While DOJ is clearly hiding the most interesting part of this, even this passage is telling. It reveals that:
- Heymann was involved before January 6
- DOJ withheld emails, documents, investigative reports, photographs, spreadsheets, and screen captures
- Heymann was aware of Secret Service’s investigation “from its inception”
The least damning potential issue here is that Heymann was brought into the investigation on January 4, along with the Cambridge police and Secret Service, and that the belatedly disclosed reports showed a great deal of Secret Service investigation that had not been turned over. Given the language used in the complaint and the fact that the Secret Service technically handcuffed Swartz, it also seems to suggest that Secret Service was not just brought into the investigation (as suggested by what we’ve seen so far), but what the lead from the very start.
But there are other far more interesting possibilities which, if true, would explain a lot of questions I’ve had about the investigation. Here are some possibilities — and note, these are just wildarsed guesses:
- Was Secret Service involved before MIT called the Cambridge police on January 4? Did they (or a contractor like Carnegie Mellon’s CERT team) provide the data flow reports that first identified the location of Swartz’s computer? Are those data flow reports included in the late discovery? Did Secret Service know the identity of Swartz before they conducted the flow, or before they caught him in the network closet?
- Did MIT call Secret Service before they called CPD? Did they call Secret Service before January 4, 2011? Did Secret Service call MIT first?
- Did the photos in the belated discovery include photos of Swartz used to stake out Swartz’s apartment the day he was arrested? Had they already been staking out his apartment?

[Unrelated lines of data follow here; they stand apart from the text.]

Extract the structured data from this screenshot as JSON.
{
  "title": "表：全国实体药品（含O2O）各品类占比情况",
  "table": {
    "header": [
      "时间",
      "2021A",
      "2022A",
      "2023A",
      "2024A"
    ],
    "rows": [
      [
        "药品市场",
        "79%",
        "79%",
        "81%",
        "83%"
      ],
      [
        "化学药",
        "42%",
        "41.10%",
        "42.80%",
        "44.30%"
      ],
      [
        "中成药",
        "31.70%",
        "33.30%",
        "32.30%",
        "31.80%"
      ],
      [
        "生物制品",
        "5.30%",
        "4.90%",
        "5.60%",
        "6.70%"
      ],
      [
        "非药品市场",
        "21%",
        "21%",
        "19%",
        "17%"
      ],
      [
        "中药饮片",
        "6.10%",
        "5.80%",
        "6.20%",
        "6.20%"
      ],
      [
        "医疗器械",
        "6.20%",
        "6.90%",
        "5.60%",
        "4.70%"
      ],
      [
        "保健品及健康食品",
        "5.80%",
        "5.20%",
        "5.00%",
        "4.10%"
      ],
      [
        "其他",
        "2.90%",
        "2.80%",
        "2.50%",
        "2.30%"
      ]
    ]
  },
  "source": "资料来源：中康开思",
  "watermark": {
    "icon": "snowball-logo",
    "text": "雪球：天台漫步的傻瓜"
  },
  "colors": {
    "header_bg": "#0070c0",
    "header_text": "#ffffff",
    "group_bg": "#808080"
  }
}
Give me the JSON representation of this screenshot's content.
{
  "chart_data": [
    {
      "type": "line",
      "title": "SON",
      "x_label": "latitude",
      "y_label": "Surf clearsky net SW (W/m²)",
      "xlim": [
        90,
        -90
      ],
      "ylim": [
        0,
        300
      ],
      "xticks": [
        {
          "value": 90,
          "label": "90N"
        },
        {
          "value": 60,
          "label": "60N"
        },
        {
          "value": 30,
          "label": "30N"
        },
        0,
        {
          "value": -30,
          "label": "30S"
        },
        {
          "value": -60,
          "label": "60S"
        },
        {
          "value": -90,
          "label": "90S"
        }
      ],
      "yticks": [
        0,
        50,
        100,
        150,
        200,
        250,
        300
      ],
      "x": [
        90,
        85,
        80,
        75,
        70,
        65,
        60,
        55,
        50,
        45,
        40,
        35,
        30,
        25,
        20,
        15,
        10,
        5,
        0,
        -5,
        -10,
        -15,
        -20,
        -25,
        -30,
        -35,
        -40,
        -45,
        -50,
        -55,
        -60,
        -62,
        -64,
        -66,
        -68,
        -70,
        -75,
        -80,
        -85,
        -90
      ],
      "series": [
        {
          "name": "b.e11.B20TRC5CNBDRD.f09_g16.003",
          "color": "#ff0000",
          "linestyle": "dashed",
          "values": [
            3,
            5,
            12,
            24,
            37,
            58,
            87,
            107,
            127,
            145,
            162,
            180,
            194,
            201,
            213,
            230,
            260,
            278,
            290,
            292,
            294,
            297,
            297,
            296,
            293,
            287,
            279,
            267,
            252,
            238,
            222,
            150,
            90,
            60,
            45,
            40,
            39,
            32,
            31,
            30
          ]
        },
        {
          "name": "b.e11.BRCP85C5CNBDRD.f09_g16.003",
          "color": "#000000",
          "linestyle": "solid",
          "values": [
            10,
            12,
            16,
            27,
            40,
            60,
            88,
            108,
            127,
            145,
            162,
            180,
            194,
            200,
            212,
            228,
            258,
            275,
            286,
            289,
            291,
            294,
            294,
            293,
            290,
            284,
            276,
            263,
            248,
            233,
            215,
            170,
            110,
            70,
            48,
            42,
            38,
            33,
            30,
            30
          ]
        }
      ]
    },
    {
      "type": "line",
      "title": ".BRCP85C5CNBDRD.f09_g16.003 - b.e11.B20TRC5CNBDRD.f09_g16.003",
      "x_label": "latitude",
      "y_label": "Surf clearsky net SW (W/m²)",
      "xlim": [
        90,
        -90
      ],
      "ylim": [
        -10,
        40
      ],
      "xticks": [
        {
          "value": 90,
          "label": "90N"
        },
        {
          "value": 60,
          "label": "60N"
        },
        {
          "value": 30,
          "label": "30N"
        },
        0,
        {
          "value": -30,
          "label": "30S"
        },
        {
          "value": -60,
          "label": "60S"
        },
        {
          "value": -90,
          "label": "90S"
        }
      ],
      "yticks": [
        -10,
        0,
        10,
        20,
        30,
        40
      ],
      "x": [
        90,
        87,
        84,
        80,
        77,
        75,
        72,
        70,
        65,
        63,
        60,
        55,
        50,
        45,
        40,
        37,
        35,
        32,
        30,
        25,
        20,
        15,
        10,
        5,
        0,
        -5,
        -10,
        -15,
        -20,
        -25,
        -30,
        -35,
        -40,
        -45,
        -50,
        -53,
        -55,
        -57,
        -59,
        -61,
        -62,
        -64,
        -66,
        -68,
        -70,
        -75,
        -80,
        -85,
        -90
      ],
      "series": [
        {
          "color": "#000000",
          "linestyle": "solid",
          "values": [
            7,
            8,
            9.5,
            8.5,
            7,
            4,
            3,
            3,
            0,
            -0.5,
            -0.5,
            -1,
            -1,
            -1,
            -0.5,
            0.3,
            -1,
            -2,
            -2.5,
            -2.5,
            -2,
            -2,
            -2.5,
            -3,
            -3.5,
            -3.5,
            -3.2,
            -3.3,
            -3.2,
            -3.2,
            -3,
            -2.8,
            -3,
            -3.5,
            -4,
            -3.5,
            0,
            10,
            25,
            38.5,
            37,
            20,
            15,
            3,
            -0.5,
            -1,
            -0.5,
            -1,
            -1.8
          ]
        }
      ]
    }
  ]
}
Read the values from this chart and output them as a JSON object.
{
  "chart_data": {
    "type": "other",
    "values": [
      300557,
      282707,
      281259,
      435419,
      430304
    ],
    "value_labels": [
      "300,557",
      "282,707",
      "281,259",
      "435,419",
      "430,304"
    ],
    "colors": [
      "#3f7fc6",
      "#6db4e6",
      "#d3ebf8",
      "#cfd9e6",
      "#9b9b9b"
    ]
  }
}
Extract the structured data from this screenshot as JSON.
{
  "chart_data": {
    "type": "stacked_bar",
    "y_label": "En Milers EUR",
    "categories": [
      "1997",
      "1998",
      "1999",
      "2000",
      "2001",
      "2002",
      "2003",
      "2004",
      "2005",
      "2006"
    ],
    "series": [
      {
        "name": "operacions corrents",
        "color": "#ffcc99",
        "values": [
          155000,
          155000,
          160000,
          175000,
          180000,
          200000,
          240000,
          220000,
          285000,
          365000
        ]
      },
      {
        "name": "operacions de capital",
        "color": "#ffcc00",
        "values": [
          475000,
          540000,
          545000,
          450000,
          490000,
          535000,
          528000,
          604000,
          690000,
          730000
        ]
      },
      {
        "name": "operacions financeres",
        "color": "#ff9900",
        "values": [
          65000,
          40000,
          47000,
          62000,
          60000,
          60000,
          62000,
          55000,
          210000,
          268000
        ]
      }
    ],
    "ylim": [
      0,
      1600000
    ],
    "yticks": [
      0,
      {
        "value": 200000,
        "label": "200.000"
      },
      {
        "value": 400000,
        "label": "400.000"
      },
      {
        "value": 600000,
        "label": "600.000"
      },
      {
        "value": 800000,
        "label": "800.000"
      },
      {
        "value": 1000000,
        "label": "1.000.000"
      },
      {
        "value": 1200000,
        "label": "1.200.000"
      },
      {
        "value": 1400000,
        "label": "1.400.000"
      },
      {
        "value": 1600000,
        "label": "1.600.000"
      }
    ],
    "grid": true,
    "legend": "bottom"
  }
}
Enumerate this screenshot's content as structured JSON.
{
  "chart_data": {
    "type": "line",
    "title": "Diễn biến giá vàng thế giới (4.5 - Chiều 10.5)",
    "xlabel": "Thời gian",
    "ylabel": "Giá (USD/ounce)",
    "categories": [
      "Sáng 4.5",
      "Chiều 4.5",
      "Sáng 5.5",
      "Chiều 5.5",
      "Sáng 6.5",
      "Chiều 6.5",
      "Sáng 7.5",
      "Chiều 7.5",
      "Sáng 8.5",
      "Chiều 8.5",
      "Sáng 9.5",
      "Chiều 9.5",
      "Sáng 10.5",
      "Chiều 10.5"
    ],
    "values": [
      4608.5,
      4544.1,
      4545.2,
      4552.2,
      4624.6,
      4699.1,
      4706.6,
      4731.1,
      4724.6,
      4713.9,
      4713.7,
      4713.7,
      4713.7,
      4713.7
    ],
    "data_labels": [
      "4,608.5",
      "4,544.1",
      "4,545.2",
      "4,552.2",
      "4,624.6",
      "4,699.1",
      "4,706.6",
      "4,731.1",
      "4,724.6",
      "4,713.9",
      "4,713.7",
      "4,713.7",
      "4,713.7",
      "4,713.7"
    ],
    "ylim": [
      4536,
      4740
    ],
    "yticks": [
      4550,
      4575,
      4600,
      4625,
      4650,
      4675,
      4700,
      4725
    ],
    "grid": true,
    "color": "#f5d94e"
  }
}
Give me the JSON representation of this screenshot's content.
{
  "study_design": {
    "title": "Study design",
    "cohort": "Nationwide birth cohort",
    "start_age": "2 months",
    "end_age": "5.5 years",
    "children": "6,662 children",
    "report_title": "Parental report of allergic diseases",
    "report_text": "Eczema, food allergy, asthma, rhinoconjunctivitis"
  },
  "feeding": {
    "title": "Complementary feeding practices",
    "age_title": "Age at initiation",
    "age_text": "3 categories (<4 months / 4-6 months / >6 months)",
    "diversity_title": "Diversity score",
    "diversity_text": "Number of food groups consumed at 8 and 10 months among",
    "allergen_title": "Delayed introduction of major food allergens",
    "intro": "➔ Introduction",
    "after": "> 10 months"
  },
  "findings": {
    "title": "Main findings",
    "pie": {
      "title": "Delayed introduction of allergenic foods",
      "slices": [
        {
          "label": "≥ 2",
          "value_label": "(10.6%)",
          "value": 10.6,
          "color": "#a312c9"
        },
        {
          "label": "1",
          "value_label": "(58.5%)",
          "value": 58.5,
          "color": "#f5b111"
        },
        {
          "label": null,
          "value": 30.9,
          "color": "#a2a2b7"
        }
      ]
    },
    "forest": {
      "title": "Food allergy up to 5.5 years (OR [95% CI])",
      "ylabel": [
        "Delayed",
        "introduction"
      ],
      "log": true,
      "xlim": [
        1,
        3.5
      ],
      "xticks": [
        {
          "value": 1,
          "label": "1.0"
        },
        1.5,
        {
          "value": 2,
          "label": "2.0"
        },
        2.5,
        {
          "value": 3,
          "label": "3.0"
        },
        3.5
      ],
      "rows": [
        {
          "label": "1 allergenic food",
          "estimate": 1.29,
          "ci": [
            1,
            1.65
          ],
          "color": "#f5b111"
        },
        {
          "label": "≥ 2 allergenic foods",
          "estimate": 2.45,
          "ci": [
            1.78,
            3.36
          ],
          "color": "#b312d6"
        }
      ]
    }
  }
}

- Peters has said DOJ subpoenaed Internet Archive for multiple versions of the Guerilla Open Access Manifesto. That seems to contradict what DOJ told the defense in earlier discovery motions. Were those subpoenaed reports part of the belated discovery?
Aside from these WAGs about what the hidden material might include, there are larger questions about whether they piggy backed an investigation into Swartz onto larger investigations of Cambridge hackers and/or other open access activists. Remember: past statements by the government left open the distinct possibility that they had emails “not relevant to this case.” I wonder whether those were among the emails turned over after DOJ learned the judge would hold a hearing into improprieties of the searches into Swartz.
Those are questions DOJ doesn’t want to answer.